Strengthen Your Marriage While Raising Special Kids

   By ginabad  Sep 08, 2011

Marriages are tough, and if you have children, they’re even harder. The divorce rate for parents of children with disabilities has been said to be as high as 85%.  Why are these rates so high, and how can a family beat the odds?

I’ve found that raising our two disabled children has brought my husband and me closer. I’ve wondered why our marriage seems to have thrived, even when I see couples with typically developing children heading for divorce.  I think it’s our approach to marriage. I’m going to share some of tips that have kept us strong for 13 years of marriage, and 19 years as a couple.  Let me know if they help you.

  1. Intimacy.  Yea, that’s right, intimacy.  It’s difficult for people with kids to find bedroom time, but when you have a child who needs constant supervision it’s a real challenge.  Don’t blow it off!  Even if your time for sex will never get back to pre-children frequency, that’s ok.  Turn to trusted friends and neighbors and respite care time, but if those are not an option, just put the kids to bed early – and turn OFF the TV.  Fight your urge to fall asleep and turn to your spouse.  As long as you are still physically able, you should pursue this area of communication to strengthen your marriage.  It’s worth the effort.
  2. Stop fighting.  Yes, easier said than done, I know.  Chris and I still fight, but we always make up, and we fight much less than we did while dating!  Take the topics you’re never going to agree on off the table, for a little while at least, and cultivate some peace in your house. Be the “bigger” person and let the pet peeves slide.  Zip your lip when you want to criticize and focus on your spouse’s good points.  It will not happen overnight, and I’ll admit, I spend time in prayer and meditation to keep my mouth closed, but it’s made our marriage a place of peace.  I avoid stepping into the “blame game” and consciously think about what I can do or say – or not say – to avoid an argument when it looks like one is brewing.  I think of my husband’s obvious good points, like how much he loves me and what a good father he is, and it reduces my angst over the little stuff. Oh, and don’t fight about raising the kids, which leads me to:
  3. Put one of you in charge of the kid stuff.  I’m the one in charge of the kids – the logical choice because I spend the most time with them. What I mean by “in charge” is that one of you should be making the decisions and doing the homework and paperwork on therapies, diets, medications, doctors, psychologist, school, services, etc.  This will allow the person in charge to create a management system to keep track of everything and avoid missing deadlines or scheduling. Secondly, your spouse will respect you and listen to you when you have ideas that can help your child – if you’re the one in charge. If not, you’ll find that having your partner organize everything will be a great sense of relief. When I decided to put my kids on a restricted diet, I completely managed it, from finding out what they could eat, to purchasing supplements, to creating menus.  My husband is on board and helps out, because he trusts me to oversee everything and make informed choices, which eases his stress levels.
  4. Team up…to fight. Even if you don’t have the opportunity to date, start to think of yourself and your spouse as a team.  No one besides the two of you knows your children better, no else needs to provide a secure, united front for them like you do. You two are their fortress, and now is the time to take solace in each other.  Try to do things like attend IEP meetings together (at least some of them), and before you go, read the proposed IEP and discuss goals for your child.  For me, I’ve learned that when we disagree with the school, whoever has the stronger opinion should be the one to take charge.
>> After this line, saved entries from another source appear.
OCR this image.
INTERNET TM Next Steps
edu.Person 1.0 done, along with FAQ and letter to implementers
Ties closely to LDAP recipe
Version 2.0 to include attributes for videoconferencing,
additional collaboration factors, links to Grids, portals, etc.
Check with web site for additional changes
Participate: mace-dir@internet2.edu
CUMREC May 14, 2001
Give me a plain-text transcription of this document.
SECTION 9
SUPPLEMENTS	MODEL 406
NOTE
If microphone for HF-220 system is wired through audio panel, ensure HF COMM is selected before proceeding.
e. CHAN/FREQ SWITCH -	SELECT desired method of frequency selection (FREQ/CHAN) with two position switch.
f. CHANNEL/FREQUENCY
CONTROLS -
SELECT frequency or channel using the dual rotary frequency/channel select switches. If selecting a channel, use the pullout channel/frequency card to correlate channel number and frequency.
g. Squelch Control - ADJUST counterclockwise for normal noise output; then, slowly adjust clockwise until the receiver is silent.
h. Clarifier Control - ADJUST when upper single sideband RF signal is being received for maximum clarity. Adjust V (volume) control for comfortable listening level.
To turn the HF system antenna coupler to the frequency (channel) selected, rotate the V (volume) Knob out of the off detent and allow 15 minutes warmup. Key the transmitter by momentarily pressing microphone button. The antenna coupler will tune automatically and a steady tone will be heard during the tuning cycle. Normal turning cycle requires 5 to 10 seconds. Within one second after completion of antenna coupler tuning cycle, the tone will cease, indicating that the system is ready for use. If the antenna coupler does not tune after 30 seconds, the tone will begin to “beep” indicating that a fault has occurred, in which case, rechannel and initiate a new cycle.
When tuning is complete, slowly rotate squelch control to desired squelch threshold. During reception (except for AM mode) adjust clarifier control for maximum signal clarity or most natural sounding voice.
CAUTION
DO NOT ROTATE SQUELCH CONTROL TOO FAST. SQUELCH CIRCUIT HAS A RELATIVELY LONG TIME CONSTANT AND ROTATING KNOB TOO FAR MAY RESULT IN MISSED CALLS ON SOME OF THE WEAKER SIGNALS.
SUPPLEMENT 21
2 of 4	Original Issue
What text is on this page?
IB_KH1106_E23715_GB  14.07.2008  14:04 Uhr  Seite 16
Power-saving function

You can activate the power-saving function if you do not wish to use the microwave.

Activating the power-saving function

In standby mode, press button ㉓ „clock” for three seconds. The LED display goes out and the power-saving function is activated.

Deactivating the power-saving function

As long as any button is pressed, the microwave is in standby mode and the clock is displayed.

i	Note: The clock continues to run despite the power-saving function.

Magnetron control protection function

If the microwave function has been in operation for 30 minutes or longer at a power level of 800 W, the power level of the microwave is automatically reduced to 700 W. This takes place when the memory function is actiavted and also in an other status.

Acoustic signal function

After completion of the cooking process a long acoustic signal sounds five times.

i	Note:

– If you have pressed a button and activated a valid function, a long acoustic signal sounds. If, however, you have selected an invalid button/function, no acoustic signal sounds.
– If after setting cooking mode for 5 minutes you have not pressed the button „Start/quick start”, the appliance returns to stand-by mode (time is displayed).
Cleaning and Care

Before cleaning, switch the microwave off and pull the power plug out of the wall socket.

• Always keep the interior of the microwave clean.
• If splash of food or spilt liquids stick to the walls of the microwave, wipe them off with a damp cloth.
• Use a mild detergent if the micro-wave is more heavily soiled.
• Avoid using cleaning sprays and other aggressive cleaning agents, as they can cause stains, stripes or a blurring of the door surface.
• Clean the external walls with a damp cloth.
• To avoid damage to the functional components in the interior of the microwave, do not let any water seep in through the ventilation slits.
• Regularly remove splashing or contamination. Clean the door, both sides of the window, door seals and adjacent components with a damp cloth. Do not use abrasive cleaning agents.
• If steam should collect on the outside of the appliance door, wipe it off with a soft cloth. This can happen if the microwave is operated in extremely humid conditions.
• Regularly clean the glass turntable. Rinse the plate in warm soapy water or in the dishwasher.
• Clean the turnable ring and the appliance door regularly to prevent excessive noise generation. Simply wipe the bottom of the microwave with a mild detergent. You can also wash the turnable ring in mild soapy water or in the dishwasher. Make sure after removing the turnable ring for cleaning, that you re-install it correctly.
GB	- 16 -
Standing together and supporting each other in the face of opposition has a way of bringing you closer that nothing can quite compare to.

I don’t mean to offer neat bullet points to people in marriages that are in real trouble. Certainly, seeking guidance and counseling is the best way to go if divorce is a real possibility for you and your spouse.  However, if your marriage is at the point where the difficulties are starting to cause more and more arguments and less time together, a little effort on your part can go a long way.  Remember that a good marriage is a stable foundation for raising a child whose disabilities mean they face an uncertain future.   Take the time to nurture the relationship that is the basis for your child’s home, and they will reap the rewards.